|Review Comment: |
The paper introduces an approach for semi-automatic ontology matching or, to be more precise, the integration of user feedback into an interactive process to improve automatic mappings.
This is an interesting and challenging problem at the core of both knowledge management and the Semantic Web. The overall quality of the paper is high, an interesting theory is worked out in sufficient detail, well described and evaluated. So I would recommend to accept the paper with some minor revisions.
I think that there is good contribution beyond the state of the art, and a well written and structured document.
Those revisions are primarily some minor restructuring as well some more additional explanation of issues that I think are insufficiently worked out. I name those issues in no particular order.
In the abstract, the authors mention that the mappings with lowest quality are presented first to the users (something that comes back in step3). I have two problems with this, first, I think that in Active Learning the criteria for inclusion is not necessarily quality, but rather the one that helps improving the mapping, which I believe is not the same. In section 3.2, this is worked out far more detailed, of course, and the "quality measure" used is now disagreement etc. I suggest that the abstract and step3 are reformulated to avoid the impression that "quality" of the mappings (whatever that may be) is what is used for the ranking of the suggestions.
A second core ingredient that I find confusing is the notion of similarity: you state that the first step is to calculate a similarity matrix. But what do you mean by similarities? I would expect a similarity relation to be reflexive and transitive, which is surely not the case for your Matrix in Table 1. I could understand the use of the term similarity if the matrix was somehow symmetric and reflexive, but this is not even remotely the case.
This raises two questions: 1) whether it is a good idea to use the term similarity here, and 2) whether it is good to use those measures in the first place? The point is, I would guess, that the real results from mappers are producing values that are "not very good" (whatever that means). So, it might be that it is a valuable goal to produce a good similarity matrix from matrices as the one of Table 1. But then you have to be more clear of what those values are really supposed to mean. In the worse case the values returned by automatic tools are confidence values, rather than similarities. But I guess you are careful here (although this is not mentioned). More problematic, I find, is the fact that you use a single tool for creating your evaluation set: here a single notion of similarity is used, so results might be completely different in case different mapping tools provide "similarity values" with a different interpretation of the term similarity.
I do not want to suggest that the arguments and subsequent model are incorrect, I just think that the rather critical notion of similarity has to be discussed with more care.
A different point concerns the term " pay-as-you-go ", which has a prominent role in the title and abstract of the paper. Unfortunately, the term is not discussed wrt the method and the model. Although I understand the general idea why this term is used, I think this apparently essential contribution of the paper needs to be given a more prominent place, e.g. in section 3, but also in the evaluation. In section 3, it would be good to know how the design choices of the model are appropriate for an anytime approach. And though I understand that there is an evaluation about the robustness and quality over time I think it could be more clear what the results tell me w.r.t. the anytime. As an example, I think that one of a desirable property of an anytime approach has to be that it improves a lot within few iterations, and then maybe takes time to converge toward perfection. This kind of discussion would have deserved a more prominent place.
On a different note, I would appreciate more explanation on some of the design choices: to me a very interesting aspect of the approach is the potential to study various reconciliation methods, but then the only method is simple majority vote . This seems like a missed opportunity.
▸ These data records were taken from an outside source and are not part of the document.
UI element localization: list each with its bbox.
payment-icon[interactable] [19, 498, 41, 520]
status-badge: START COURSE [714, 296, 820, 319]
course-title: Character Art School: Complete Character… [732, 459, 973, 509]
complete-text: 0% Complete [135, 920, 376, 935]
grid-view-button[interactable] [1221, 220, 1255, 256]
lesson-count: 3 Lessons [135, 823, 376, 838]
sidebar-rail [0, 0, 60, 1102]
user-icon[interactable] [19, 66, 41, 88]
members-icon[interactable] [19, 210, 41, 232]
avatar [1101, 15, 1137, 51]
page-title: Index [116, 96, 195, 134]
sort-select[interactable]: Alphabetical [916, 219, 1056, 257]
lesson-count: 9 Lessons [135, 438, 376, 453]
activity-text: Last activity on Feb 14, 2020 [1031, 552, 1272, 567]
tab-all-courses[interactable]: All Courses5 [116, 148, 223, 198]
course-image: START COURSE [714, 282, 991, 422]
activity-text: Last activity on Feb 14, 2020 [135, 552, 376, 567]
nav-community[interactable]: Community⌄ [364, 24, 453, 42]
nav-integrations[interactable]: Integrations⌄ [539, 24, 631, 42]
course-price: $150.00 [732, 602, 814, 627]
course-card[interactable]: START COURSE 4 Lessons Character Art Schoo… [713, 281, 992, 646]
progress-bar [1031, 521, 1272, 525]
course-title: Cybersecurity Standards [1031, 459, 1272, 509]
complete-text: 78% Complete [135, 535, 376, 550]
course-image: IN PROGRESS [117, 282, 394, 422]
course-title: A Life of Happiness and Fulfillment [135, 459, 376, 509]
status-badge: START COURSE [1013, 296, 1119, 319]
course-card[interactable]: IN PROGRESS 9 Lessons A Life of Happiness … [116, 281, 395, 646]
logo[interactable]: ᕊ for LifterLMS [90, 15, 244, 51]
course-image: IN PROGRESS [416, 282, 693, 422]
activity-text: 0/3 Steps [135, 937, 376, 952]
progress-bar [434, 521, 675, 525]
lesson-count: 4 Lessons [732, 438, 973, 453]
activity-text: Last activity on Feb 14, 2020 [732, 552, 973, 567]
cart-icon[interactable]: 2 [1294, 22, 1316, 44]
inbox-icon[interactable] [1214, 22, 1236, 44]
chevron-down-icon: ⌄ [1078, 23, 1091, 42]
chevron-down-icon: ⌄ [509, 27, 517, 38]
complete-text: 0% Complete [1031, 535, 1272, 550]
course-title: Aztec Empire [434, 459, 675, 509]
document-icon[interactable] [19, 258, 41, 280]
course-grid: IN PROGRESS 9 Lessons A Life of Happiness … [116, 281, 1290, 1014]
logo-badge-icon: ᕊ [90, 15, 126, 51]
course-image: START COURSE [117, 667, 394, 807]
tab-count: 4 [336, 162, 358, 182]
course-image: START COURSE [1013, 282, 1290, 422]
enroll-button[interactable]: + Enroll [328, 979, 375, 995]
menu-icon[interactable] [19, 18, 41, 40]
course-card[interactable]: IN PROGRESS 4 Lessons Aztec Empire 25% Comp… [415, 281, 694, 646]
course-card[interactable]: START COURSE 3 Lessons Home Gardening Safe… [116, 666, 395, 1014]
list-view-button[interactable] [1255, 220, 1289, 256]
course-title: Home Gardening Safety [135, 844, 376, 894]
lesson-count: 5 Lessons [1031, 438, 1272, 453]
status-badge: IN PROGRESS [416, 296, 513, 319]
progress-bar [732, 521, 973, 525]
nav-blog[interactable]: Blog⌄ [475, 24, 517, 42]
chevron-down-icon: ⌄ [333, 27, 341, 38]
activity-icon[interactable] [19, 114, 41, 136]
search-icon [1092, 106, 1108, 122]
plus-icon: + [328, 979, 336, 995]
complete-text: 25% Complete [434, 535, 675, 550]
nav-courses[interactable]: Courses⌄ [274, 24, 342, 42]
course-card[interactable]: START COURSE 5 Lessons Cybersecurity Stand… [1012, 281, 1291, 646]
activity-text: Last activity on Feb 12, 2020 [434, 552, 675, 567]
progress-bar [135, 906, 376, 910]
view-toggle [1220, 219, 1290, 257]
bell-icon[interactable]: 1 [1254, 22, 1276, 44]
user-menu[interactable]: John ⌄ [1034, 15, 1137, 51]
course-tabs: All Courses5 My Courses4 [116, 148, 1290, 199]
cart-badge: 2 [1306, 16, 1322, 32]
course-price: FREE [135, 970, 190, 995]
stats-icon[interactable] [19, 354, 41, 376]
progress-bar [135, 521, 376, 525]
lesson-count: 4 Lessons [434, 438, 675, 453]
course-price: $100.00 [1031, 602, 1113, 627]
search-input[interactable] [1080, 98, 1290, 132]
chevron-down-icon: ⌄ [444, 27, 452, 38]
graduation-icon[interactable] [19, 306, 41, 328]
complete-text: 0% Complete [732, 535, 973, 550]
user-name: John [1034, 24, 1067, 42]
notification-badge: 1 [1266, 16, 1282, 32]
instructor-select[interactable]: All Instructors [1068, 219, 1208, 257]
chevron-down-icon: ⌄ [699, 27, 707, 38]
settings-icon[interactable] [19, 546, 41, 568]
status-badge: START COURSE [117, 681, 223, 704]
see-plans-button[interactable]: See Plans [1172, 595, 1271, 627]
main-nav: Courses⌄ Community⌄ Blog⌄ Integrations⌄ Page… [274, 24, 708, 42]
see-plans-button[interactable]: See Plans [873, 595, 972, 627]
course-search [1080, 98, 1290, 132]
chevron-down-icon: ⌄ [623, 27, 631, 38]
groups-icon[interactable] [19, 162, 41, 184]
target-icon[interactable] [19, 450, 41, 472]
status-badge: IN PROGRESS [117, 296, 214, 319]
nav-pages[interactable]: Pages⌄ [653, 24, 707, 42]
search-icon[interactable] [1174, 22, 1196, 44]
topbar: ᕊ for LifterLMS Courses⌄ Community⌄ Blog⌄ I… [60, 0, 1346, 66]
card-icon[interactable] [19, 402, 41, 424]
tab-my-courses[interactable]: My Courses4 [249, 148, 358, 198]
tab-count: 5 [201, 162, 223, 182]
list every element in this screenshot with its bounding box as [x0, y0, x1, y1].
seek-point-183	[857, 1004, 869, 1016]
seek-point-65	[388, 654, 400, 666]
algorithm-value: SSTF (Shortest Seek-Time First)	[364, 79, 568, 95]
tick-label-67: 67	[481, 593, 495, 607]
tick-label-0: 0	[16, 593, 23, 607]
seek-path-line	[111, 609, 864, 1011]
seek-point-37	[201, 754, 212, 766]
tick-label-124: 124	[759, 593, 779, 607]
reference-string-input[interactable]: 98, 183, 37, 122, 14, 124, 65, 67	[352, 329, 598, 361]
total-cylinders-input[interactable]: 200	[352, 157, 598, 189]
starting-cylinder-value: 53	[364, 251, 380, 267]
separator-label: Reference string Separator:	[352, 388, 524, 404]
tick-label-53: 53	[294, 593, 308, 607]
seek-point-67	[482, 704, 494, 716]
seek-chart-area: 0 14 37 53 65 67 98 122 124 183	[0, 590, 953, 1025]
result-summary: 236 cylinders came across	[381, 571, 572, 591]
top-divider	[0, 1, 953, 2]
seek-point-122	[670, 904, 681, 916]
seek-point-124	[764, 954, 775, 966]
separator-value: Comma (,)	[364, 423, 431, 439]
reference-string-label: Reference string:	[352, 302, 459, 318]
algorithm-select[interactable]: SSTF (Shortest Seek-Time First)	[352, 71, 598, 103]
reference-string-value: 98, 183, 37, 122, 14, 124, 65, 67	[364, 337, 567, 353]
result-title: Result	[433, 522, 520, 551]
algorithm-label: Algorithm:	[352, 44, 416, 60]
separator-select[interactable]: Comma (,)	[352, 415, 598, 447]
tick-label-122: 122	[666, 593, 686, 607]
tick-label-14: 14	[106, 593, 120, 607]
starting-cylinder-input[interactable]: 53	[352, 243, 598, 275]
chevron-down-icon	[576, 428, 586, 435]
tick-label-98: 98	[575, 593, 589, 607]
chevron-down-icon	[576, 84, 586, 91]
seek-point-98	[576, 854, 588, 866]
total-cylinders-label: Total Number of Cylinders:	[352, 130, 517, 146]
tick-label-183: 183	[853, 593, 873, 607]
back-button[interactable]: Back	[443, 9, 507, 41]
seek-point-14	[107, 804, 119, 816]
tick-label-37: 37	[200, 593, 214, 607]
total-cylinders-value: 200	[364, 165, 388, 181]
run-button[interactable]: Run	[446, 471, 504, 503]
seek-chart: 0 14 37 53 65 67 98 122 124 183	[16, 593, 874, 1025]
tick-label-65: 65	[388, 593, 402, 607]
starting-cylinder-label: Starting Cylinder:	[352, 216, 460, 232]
Another missed opportunity seems to me that the approach is not tested at all w.r.t. the real users, for example those from the geospatial domain. I know that user testing is painful, and expensive, and I think that the paper is publishable even without these kind of tests. But I think it would have been very useful to validate the assumptions underlying the experiments (as the ones you point out on page 9). It seems that in an ongoing research project, it does not seem impossibly hard to get concrete qualitative (even if small) data for such a test. It would be good at least to comment in the paper on the potential of such a test.
More structurally, I think that section 2 should be improved: it starts with a description of what you do not do, before you make clear what you actually do, or want to do. Instead you start with very specific problems (p3 first column), instead of introducing the problem you want to solve, and to give a global overview of how to solve the problem. The latter is there (in the 7 steps), but the first column of the section is rather confusing.
Finally, as a minor comment, I think that there is an overuse of Capitalization, and no consistent way doing this: you have CON and similarity score defined without capitals (p5), but Disagreement and Indefinitveness Average with capitals. Please try to be consistent here.
Small things I stumbled across:
- p9, Our focus is on the evaluation of the methods minimize -> non-grammatical sentence
So, to summarise: a nice paper, which solves a challenging problem in an interesting way, and provides some useful insights empirically, should in my view be accepted for publication, once the authors have discusses some critical notions, such as quality of mapping, similarity, etc a bit more systematically.